OpenAI says it’s “impossible” to create useful AI models without copyrighted material

sculd@beehaw.org · 10 months ago

OpenAI says it’s “impossible” to create useful AI models without copyrighted material

Critical_Insight@feddit.uk · 10 months ago

There’s not a musician that havent heard other songs before. Not a painter that haven’t seen other painting. No comedian that haven’t heard jokes. No writer that haven’t read books.

AI haters are not applying the same standards to humans that they do to generative AI. Obviously this is not to say that AI can’t plagiarize. If it’s spitting out sentences that are direct quotes from an article someone wrote before and doesn’t disclose the source then yeah that is an issue. There’s however a limit after which the output differs enough from the input that you can’t claim it’s stealing even if perfectly mimics the style of someone else.
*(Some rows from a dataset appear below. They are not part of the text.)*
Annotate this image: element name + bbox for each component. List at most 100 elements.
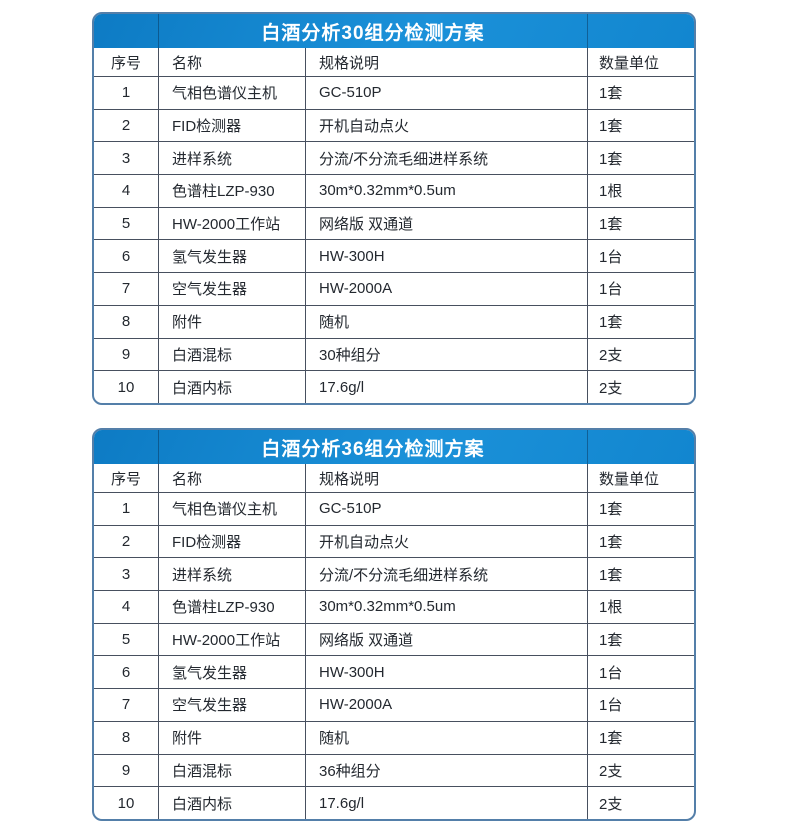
item-qty: 2支 bbox=[599, 346, 623, 364]
table-row: 1 气相色谱仪主机 GC-510P 1套 bbox=[94, 492, 694, 525]
item-qty: 1台 bbox=[599, 248, 623, 266]
item-name: HW-2000工作站 bbox=[159, 623, 306, 656]
row-index: 1 bbox=[94, 493, 159, 525]
item-spec: 17.6g/l bbox=[306, 787, 588, 819]
title-bar-center-segment: 白酒分析30组分检测方案 bbox=[159, 14, 588, 48]
table-row: 7 空气发生器 HW-2000A 1台 bbox=[94, 688, 694, 721]
item-name: 色谱柱LZP-930 bbox=[159, 175, 306, 207]
item-spec: 30种组分 bbox=[306, 338, 588, 371]
item-name: 白酒混标 bbox=[159, 338, 306, 371]
table-row: 9 白酒混标 36种组分 2支 bbox=[94, 753, 694, 787]
table-row: 6 氢气发生器 HW-300H 1台 bbox=[94, 239, 694, 273]
table-row: 5 HW-2000工作站 网络版 双通道 1套 bbox=[94, 206, 694, 240]
row-index: 2 bbox=[94, 525, 159, 558]
row-index: 9 bbox=[94, 754, 159, 787]
row-index: 10 bbox=[94, 787, 159, 819]
table-row: 9 白酒混标 30种组分 2支 bbox=[94, 337, 694, 371]
table-body: 1 气相色谱仪主机 GC-510P 1套 2 FID检测器 开机自动点火 1套 3 进样系统 分流/… bbox=[94, 76, 694, 403]
table-row: 3 进样系统 分流/不分流毛细进样系统 1套 bbox=[94, 557, 694, 591]
row-index: 9 bbox=[94, 338, 159, 371]
row-index: 8 bbox=[94, 305, 159, 338]
table-body: 1 气相色谱仪主机 GC-510P 1套 2 FID检测器 开机自动点火 1套 3 进样系统 分流/… bbox=[94, 492, 694, 819]
item-qty: 1套 bbox=[599, 534, 623, 552]
item-spec: 分流/不分流毛细进样系统 bbox=[306, 558, 588, 591]
item-qty: 1套 bbox=[599, 501, 623, 519]
item-qty: 2支 bbox=[599, 762, 623, 780]
item-name: 进样系统 bbox=[159, 558, 306, 591]
item-qty: 1台 bbox=[599, 697, 623, 715]
column-header-index: 序号 bbox=[94, 464, 159, 492]
column-header-qty: 数量单位 bbox=[599, 470, 660, 488]
table-row: 4 色谱柱LZP-930 30m*0.32mm*0.5um 1根 bbox=[94, 590, 694, 623]
item-name: 附件 bbox=[159, 305, 306, 338]
item-name: HW-2000工作站 bbox=[159, 207, 306, 240]
item-spec: HW-2000A bbox=[306, 689, 588, 721]
item-spec: 开机自动点火 bbox=[306, 525, 588, 558]
item-qty: 1套 bbox=[599, 216, 623, 234]
item-spec: GC-510P bbox=[306, 493, 588, 525]
row-index: 6 bbox=[94, 240, 159, 273]
column-header-index: 序号 bbox=[94, 48, 159, 76]
item-qty: 1套 bbox=[599, 150, 623, 168]
row-index: 5 bbox=[94, 207, 159, 240]
item-name: 白酒内标 bbox=[159, 371, 306, 403]
table-row: 4 色谱柱LZP-930 30m*0.32mm*0.5um 1根 bbox=[94, 174, 694, 207]
row-index: 3 bbox=[94, 142, 159, 175]
item-qty: 1台 bbox=[599, 281, 623, 299]
table-title: 白酒分析36组分检测方案 bbox=[261, 438, 485, 460]
plan-table-30: 白酒分析30组分检测方案 序号 名称 规格说明 数量单位 1 气相色谱仪主机 GC-… bbox=[92, 12, 696, 405]
column-header-spec: 规格说明 bbox=[306, 464, 588, 492]
item-name: FID检测器 bbox=[159, 109, 306, 142]
item-qty: 1套 bbox=[599, 730, 623, 748]
row-index: 3 bbox=[94, 558, 159, 591]
item-spec: 网络版 双通道 bbox=[306, 623, 588, 656]
table-title-bar: 白酒分析30组分检测方案 bbox=[94, 14, 694, 48]
item-qty: 1根 bbox=[599, 183, 623, 201]
item-qty: 1套 bbox=[599, 566, 623, 584]
item-spec: 随机 bbox=[306, 721, 588, 754]
item-qty: 1台 bbox=[599, 664, 623, 682]
item-qty: 1根 bbox=[599, 599, 623, 617]
row-index: 7 bbox=[94, 273, 159, 305]
table-title: 白酒分析30组分检测方案 bbox=[261, 22, 485, 44]
item-spec: GC-510P bbox=[306, 77, 588, 109]
item-qty: 1套 bbox=[599, 632, 623, 650]
table-row: 6 氢气发生器 HW-300H 1台 bbox=[94, 655, 694, 689]
item-qty: 2支 bbox=[599, 379, 623, 397]
item-name: 空气发生器 bbox=[159, 273, 306, 305]
table-row: 2 FID检测器 开机自动点火 1套 bbox=[94, 108, 694, 142]
item-name: 色谱柱LZP-930 bbox=[159, 591, 306, 623]
item-name: 氢气发生器 bbox=[159, 656, 306, 689]
item-spec: HW-300H bbox=[306, 240, 588, 273]
row-index: 4 bbox=[94, 591, 159, 623]
table-row: 10 白酒内标 17.6g/l 2支 bbox=[94, 370, 694, 403]
row-index: 7 bbox=[94, 689, 159, 721]
row-index: 2 bbox=[94, 109, 159, 142]
table-row: 1 气相色谱仪主机 GC-510P 1套 bbox=[94, 76, 694, 109]
item-qty: 1套 bbox=[599, 85, 623, 103]
item-name: 白酒混标 bbox=[159, 754, 306, 787]
item-name: 白酒内标 bbox=[159, 787, 306, 819]
item-name: 进样系统 bbox=[159, 142, 306, 175]
item-name: 附件 bbox=[159, 721, 306, 754]
item-spec: 17.6g/l bbox=[306, 371, 588, 403]
table-row: 3 进样系统 分流/不分流毛细进样系统 1套 bbox=[94, 141, 694, 175]
column-header-spec: 规格说明 bbox=[306, 48, 588, 76]
item-spec: 30m*0.32mm*0.5um bbox=[306, 175, 588, 207]
table-row: 7 空气发生器 HW-2000A 1台 bbox=[94, 272, 694, 305]
item-spec: 网络版 双通道 bbox=[306, 207, 588, 240]
item-spec: 36种组分 bbox=[306, 754, 588, 787]
item-spec: 30m*0.32mm*0.5um bbox=[306, 591, 588, 623]
column-header-row: 序号 名称 规格说明 数量单位 bbox=[94, 464, 694, 492]
item-name: 空气发生器 bbox=[159, 689, 306, 721]
title-bar-center-segment: 白酒分析36组分检测方案 bbox=[159, 430, 588, 464]
item-qty: 1套 bbox=[599, 314, 623, 332]
item-name: 气相色谱仪主机 bbox=[159, 77, 306, 109]
title-bar-right-segment bbox=[588, 430, 694, 464]
table-row: 10 白酒内标 17.6g/l 2支 bbox=[94, 786, 694, 819]
table-title-bar: 白酒分析36组分检测方案 bbox=[94, 430, 694, 464]
column-header-name: 名称 bbox=[159, 464, 306, 492]
table-row: 8 附件 随机 1套 bbox=[94, 304, 694, 338]
item-spec: 随机 bbox=[306, 305, 588, 338]
title-bar-right-segment bbox=[588, 14, 694, 48]
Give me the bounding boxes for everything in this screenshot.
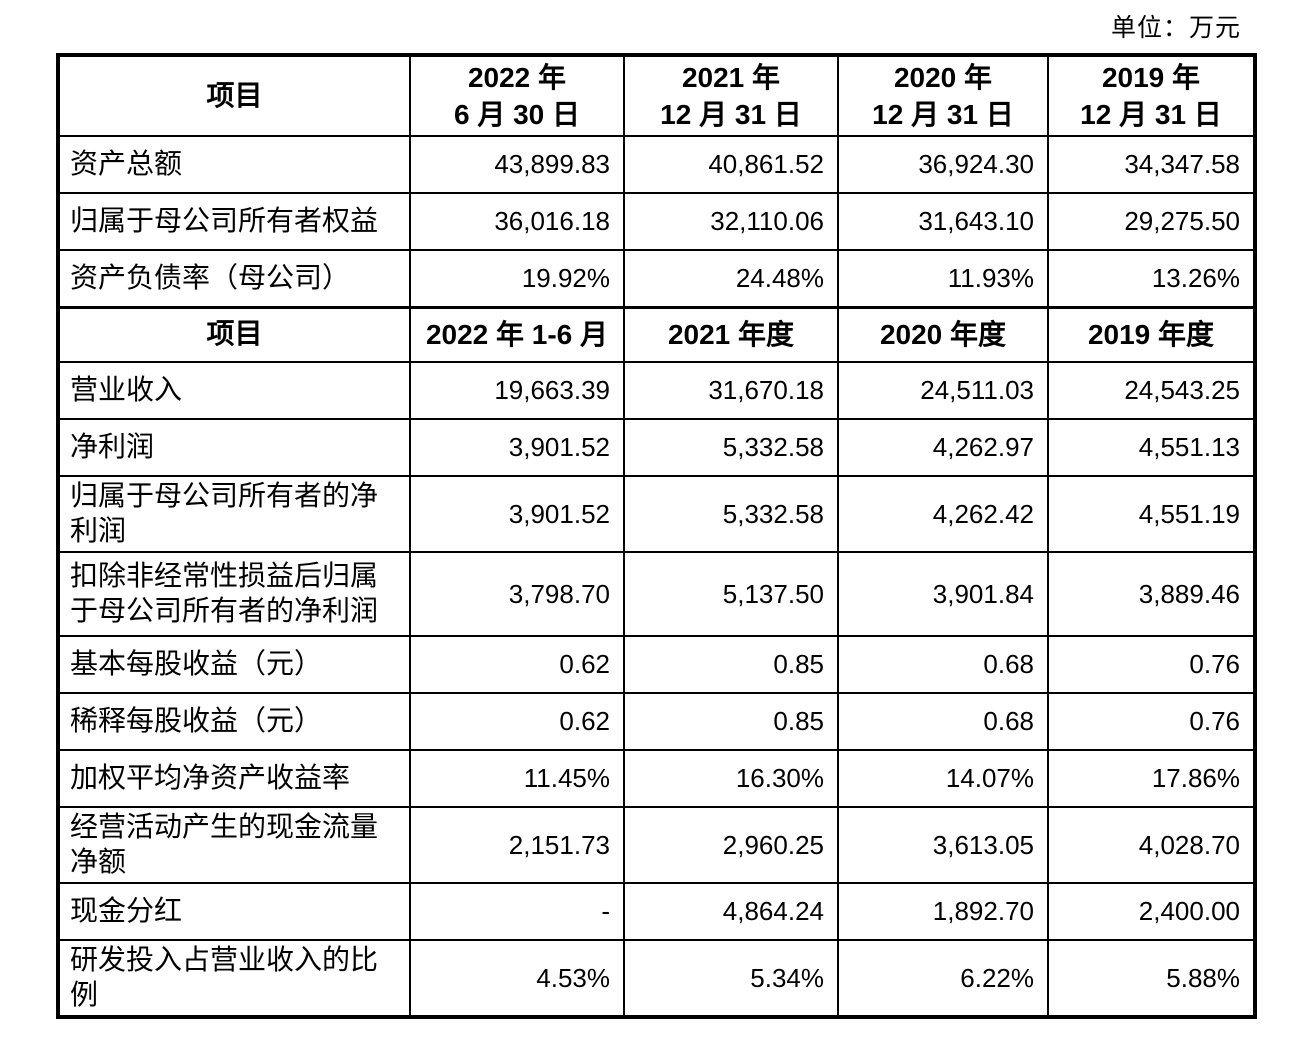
cell-value: 36,016.18 <box>409 192 625 251</box>
cell-value: 0.62 <box>409 635 625 694</box>
cell-value: 0.68 <box>837 635 1049 694</box>
cell-value: 31,670.18 <box>623 361 839 420</box>
cell-value: 5.88% <box>1047 939 1256 1018</box>
table-row-weighted-roe: 加权平均净资产收益率 11.45% 16.30% 14.07% 17.86% <box>57 749 1256 808</box>
unit-label: 单位：万元 <box>1110 15 1241 42</box>
cell-value: 40,861.52 <box>623 135 839 194</box>
cell-value: 3,798.70 <box>409 551 625 637</box>
cell-value: 5,332.58 <box>623 475 839 553</box>
row-label: 扣除非经常性损益后归属于母公司所有者的净利润 <box>57 551 411 637</box>
cell-value: 4,262.42 <box>837 475 1049 553</box>
table-row-debt-ratio: 资产负债率（母公司） 19.92% 24.48% 11.93% 13.26% <box>57 249 1256 308</box>
cell-value: - <box>409 882 625 941</box>
row-label: 资产总额 <box>57 135 411 194</box>
col-header-2019: 2019 年度 <box>1047 305 1256 363</box>
table-row-net-profit-excl-nonrecurring: 扣除非经常性损益后归属于母公司所有者的净利润 3,798.70 5,137.50… <box>57 551 1256 637</box>
table-row-cash-dividend: 现金分红 - 4,864.24 1,892.70 2,400.00 <box>57 882 1256 941</box>
row-label: 经营活动产生的现金流量净额 <box>57 806 411 884</box>
cell-value: 17.86% <box>1047 749 1256 808</box>
financial-summary-table: 项目 2022 年 6 月 30 日 2021 年 12 月 31 日 2020… <box>56 53 1257 1019</box>
cell-value: 32,110.06 <box>623 192 839 251</box>
row-label: 资产负债率（母公司） <box>57 249 411 308</box>
table-row-operating-cashflow: 经营活动产生的现金流量净额 2,151.73 2,960.25 3,613.05… <box>57 806 1256 884</box>
row-label: 加权平均净资产收益率 <box>57 749 411 808</box>
table-row-net-profit-parent: 归属于母公司所有者的净利润 3,901.52 5,332.58 4,262.42… <box>57 475 1256 553</box>
row-label: 归属于母公司所有者权益 <box>57 192 411 251</box>
table-row-rd-ratio: 研发投入占营业收入的比例 4.53% 5.34% 6.22% 5.88% <box>57 939 1256 1018</box>
row-label: 现金分红 <box>57 882 411 941</box>
cell-value: 13.26% <box>1047 249 1256 308</box>
document-page: 单位：万元 项目 2022 年 6 月 30 日 2021 年 12 月 31 … <box>56 15 1257 1019</box>
col-header-item: 项目 <box>57 54 411 137</box>
cell-value: 4,551.19 <box>1047 475 1256 553</box>
cell-value: 0.62 <box>409 692 625 751</box>
cell-value: 14.07% <box>837 749 1049 808</box>
table-row-diluted-eps: 稀释每股收益（元） 0.62 0.85 0.68 0.76 <box>57 692 1256 751</box>
cell-value: 0.85 <box>623 692 839 751</box>
table-row-net-profit: 净利润 3,901.52 5,332.58 4,262.97 4,551.13 <box>57 418 1256 477</box>
cell-value: 2,151.73 <box>409 806 625 884</box>
table-row-total-assets: 资产总额 43,899.83 40,861.52 36,924.30 34,34… <box>57 135 1256 194</box>
cell-value: 19,663.39 <box>409 361 625 420</box>
cell-value: 4,262.97 <box>837 418 1049 477</box>
col-header-2019-12-31: 2019 年 12 月 31 日 <box>1047 54 1256 137</box>
col-header-2020: 2020 年度 <box>837 305 1049 363</box>
cell-value: 5,137.50 <box>623 551 839 637</box>
row-label: 稀释每股收益（元） <box>57 692 411 751</box>
cell-value: 24,511.03 <box>837 361 1049 420</box>
cell-value: 29,275.50 <box>1047 192 1256 251</box>
cell-value: 1,892.70 <box>837 882 1049 941</box>
row-label: 研发投入占营业收入的比例 <box>57 939 411 1018</box>
cell-value: 0.68 <box>837 692 1049 751</box>
cell-value: 16.30% <box>623 749 839 808</box>
cell-value: 4,551.13 <box>1047 418 1256 477</box>
col-header-2021-12-31: 2021 年 12 月 31 日 <box>623 54 839 137</box>
cell-value: 3,889.46 <box>1047 551 1256 637</box>
cell-value: 3,613.05 <box>837 806 1049 884</box>
cell-value: 2,400.00 <box>1047 882 1256 941</box>
cell-value: 0.76 <box>1047 635 1256 694</box>
table-row-basic-eps: 基本每股收益（元） 0.62 0.85 0.68 0.76 <box>57 635 1256 694</box>
cell-value: 19.92% <box>409 249 625 308</box>
cell-value: 36,924.30 <box>837 135 1049 194</box>
cell-value: 5,332.58 <box>623 418 839 477</box>
cell-value: 6.22% <box>837 939 1049 1018</box>
col-header-2022-06-30: 2022 年 6 月 30 日 <box>409 54 625 137</box>
row-label: 净利润 <box>57 418 411 477</box>
cell-value: 5.34% <box>623 939 839 1018</box>
table-row-revenue: 营业收入 19,663.39 31,670.18 24,511.03 24,54… <box>57 361 1256 420</box>
col-header-item: 项目 <box>57 305 411 363</box>
cell-value: 3,901.52 <box>409 418 625 477</box>
cell-value: 31,643.10 <box>837 192 1049 251</box>
col-header-2021: 2021 年度 <box>623 305 839 363</box>
cell-value: 4.53% <box>409 939 625 1018</box>
row-label: 营业收入 <box>57 361 411 420</box>
cell-value: 11.45% <box>409 749 625 808</box>
cell-value: 34,347.58 <box>1047 135 1256 194</box>
cell-value: 24,543.25 <box>1047 361 1256 420</box>
cell-value: 24.48% <box>623 249 839 308</box>
cell-value: 0.85 <box>623 635 839 694</box>
row-label: 归属于母公司所有者的净利润 <box>57 475 411 553</box>
cell-value: 2,960.25 <box>623 806 839 884</box>
cell-value: 43,899.83 <box>409 135 625 194</box>
cell-value: 3,901.52 <box>409 475 625 553</box>
col-header-2022h1: 2022 年 1-6 月 <box>409 305 625 363</box>
cell-value: 4,864.24 <box>623 882 839 941</box>
section2-header-row: 项目 2022 年 1-6 月 2021 年度 2020 年度 2019 年度 <box>57 305 1256 363</box>
cell-value: 0.76 <box>1047 692 1256 751</box>
col-header-2020-12-31: 2020 年 12 月 31 日 <box>837 54 1049 137</box>
table-row-parent-equity: 归属于母公司所有者权益 36,016.18 32,110.06 31,643.1… <box>57 192 1256 251</box>
cell-value: 4,028.70 <box>1047 806 1256 884</box>
section1-header-row: 项目 2022 年 6 月 30 日 2021 年 12 月 31 日 2020… <box>57 54 1256 137</box>
cell-value: 11.93% <box>837 249 1049 308</box>
row-label: 基本每股收益（元） <box>57 635 411 694</box>
cell-value: 3,901.84 <box>837 551 1049 637</box>
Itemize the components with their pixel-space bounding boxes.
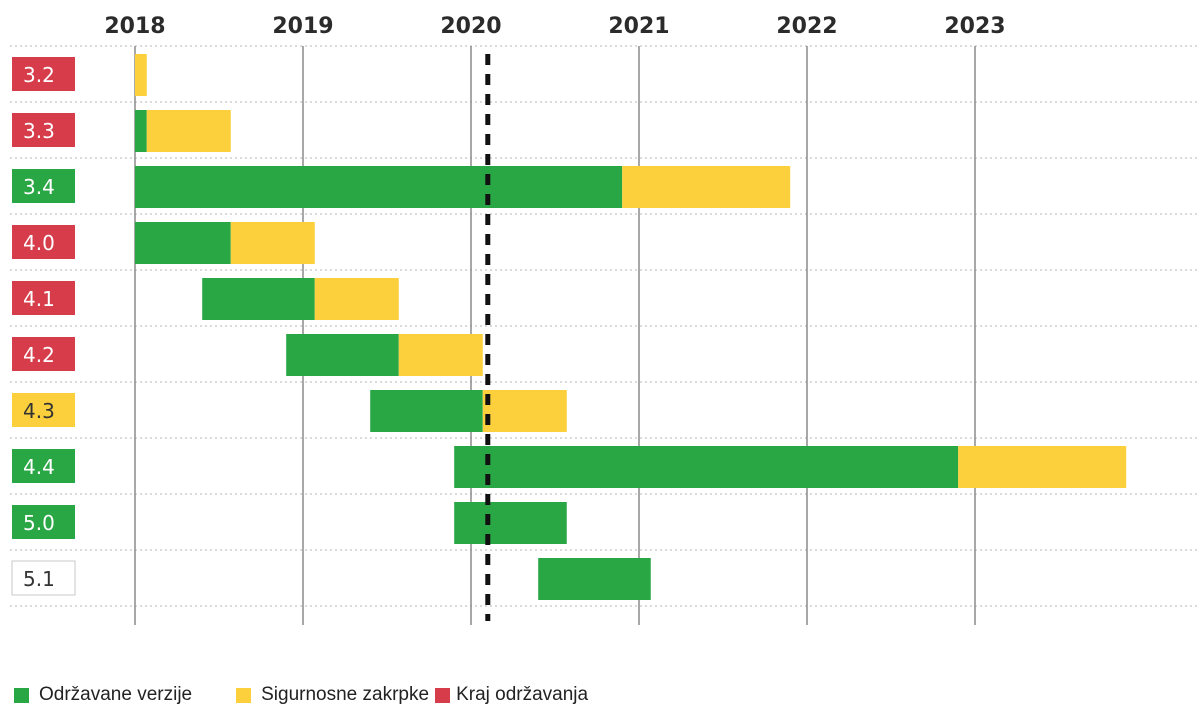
version-label-box <box>12 281 75 315</box>
version-label-box <box>12 169 75 203</box>
legend-item-end-of-life: Kraj održavanja <box>435 684 588 706</box>
version-label: 5.0 <box>23 511 55 535</box>
bar-security <box>622 166 791 208</box>
bar-security <box>398 334 483 376</box>
legend-item-security: Sigurnosne zakrpke <box>236 684 429 706</box>
bar-maintained <box>135 110 147 152</box>
legend-label-maintained: Održavane verzije <box>39 684 193 705</box>
legend-swatch-maintained <box>14 687 29 703</box>
version-bars <box>135 54 1127 600</box>
year-tick-label: 2021 <box>608 14 669 39</box>
bar-maintained <box>538 558 651 600</box>
bar-security <box>314 278 399 320</box>
bar-maintained <box>370 390 483 432</box>
bar-maintained <box>454 446 959 488</box>
bar-maintained <box>135 166 623 208</box>
version-label-box <box>11 560 76 596</box>
release-timeline-chart: 3.23.33.44.04.14.24.34.45.05.1 2018 2019 2… <box>10 14 1200 625</box>
bar-security <box>135 54 147 96</box>
year-tick-label: 2022 <box>776 14 837 39</box>
bar-maintained <box>286 334 399 376</box>
version-label-box <box>12 57 75 91</box>
bar-maintained <box>454 502 567 544</box>
legend-swatch-end-of-life <box>435 687 451 703</box>
version-label: 4.4 <box>23 455 55 479</box>
version-label-box <box>12 113 75 147</box>
version-label: 4.3 <box>23 399 55 423</box>
version-label-box <box>12 393 75 427</box>
year-tick-labels: 2018 2019 2020 2021 2022 2023 <box>104 14 1005 39</box>
bar-maintained <box>202 278 315 320</box>
version-label: 3.2 <box>23 63 55 87</box>
bar-security <box>146 110 231 152</box>
legend-label-end-of-life: Kraj održavanja <box>456 684 589 705</box>
version-label: 4.2 <box>23 343 55 367</box>
year-tick-label: 2023 <box>944 14 1005 39</box>
version-label-box <box>12 225 75 259</box>
version-labels: 3.2 3.3 3.4 4.0 4.1 4.2 4.3 4.4 5.0 5.1 <box>11 57 76 596</box>
year-tick-label: 2018 <box>104 14 165 39</box>
legend-swatch-security <box>236 687 252 703</box>
version-label-box <box>12 449 75 483</box>
version-label-box <box>12 505 75 539</box>
version-label: 3.3 <box>23 119 55 143</box>
bar-maintained <box>135 222 231 264</box>
bar-security <box>482 390 567 432</box>
version-label: 3.4 <box>23 175 55 199</box>
bar-security <box>230 222 315 264</box>
bar-security <box>958 446 1127 488</box>
legend: Održavane verzije Sigurnosne zakrpke Kra… <box>14 683 588 707</box>
year-tick-label: 2020 <box>440 14 501 39</box>
version-label: 4.0 <box>23 231 55 255</box>
version-label: 4.1 <box>23 287 55 311</box>
legend-label-security: Sigurnosne zakrpke <box>261 684 430 705</box>
legend-item-maintained: Održavane verzije <box>14 684 192 706</box>
version-label: 5.1 <box>23 567 55 591</box>
version-label-box <box>12 337 75 371</box>
year-tick-label: 2019 <box>272 14 333 39</box>
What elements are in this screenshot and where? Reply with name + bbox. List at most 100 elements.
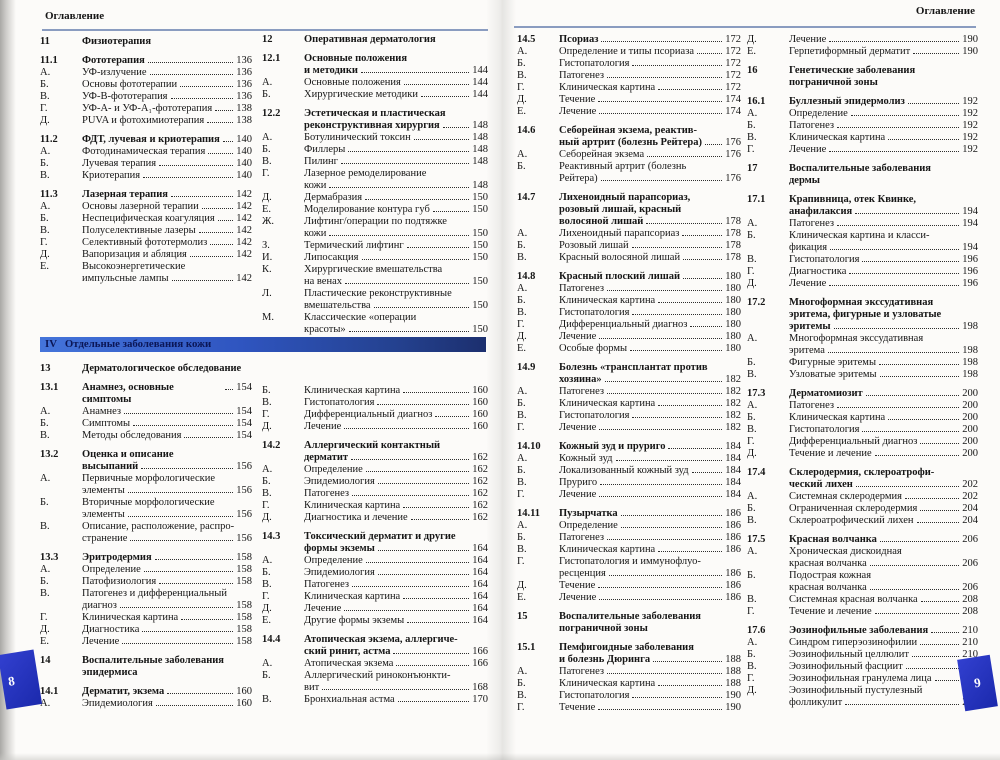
toc-entry: Е. Герпетиформный дерматит 190 [747, 46, 978, 58]
toc-entry: В. Описание, расположение, распро-странен… [40, 521, 252, 545]
toc-entry: Б. Реактивный артрит (болезнь Рейтера) 176 [517, 161, 741, 185]
entry-label: А. [262, 132, 273, 143]
toc-entry: Б. Симптомы 154 [40, 418, 252, 430]
entry-title: Криотерапия 140 [82, 170, 252, 181]
toc-entry: М. Классические «операции красоты» 150 [262, 312, 488, 336]
entry-label: 14.6 [517, 125, 536, 136]
entry-page-number: 198 [962, 321, 978, 332]
toc-entry: Г. Гистопатология и иммунофлуо-ресценция 1… [517, 556, 741, 580]
entry-title: Гистопатология 196 [789, 254, 978, 265]
toc-block: 14.3 Токсический дерматит и другие формы э… [262, 531, 488, 627]
entry-title: Патофизиология 158 [82, 576, 252, 587]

Just because DallE creates pictures that have getty images watermark on them it doesn’t mean the picture itself is a direct copy from their database. If anything it’s the use of the logo that’s the issue. Not the picture.

sculd@beehaw.org · 10 months ago

Said in another thread but I will repeat here. AIs are not humans. AIs’ creative process and learning process are also different.

AIs are being used to make profit for executives while creators suffer.

Critical_Insight@feddit.uk · 10 months ago

That sucks for the creators ofcourse but if AI creates better content that’s where people will go. That’s a big if though especially in the near future

sour@kbin.social · 10 months ago

better

BraveSirZaphod@kbin.social · 10 months ago

AI haters are not applying the same standards to humans that they do to generative AI

I don’t think it should go unquestioned that the same standards should apply. No human is able to look at billions of creative works and then create a million new works in an hour. There’s a meaningfully different level of scale here, and so it’s not necessarily obvious that the same standards should apply.

If it’s spitting out sentences that are direct quotes from an article someone wrote before and doesn’t disclose the source then yeah that is an issue.

A fundamental issue is that LLMs simply cannot do this. They can query a webpage, find a relevant chunk, and spit that back at you with a citation, but it is simply impossible for them to actually generate a response to a query, realize that they’ve generated a meaningful amount of copyrighted material, and disclose its source, because it literally does not know its source. This is not a fixable issue unless the fundamental approach to these models changes.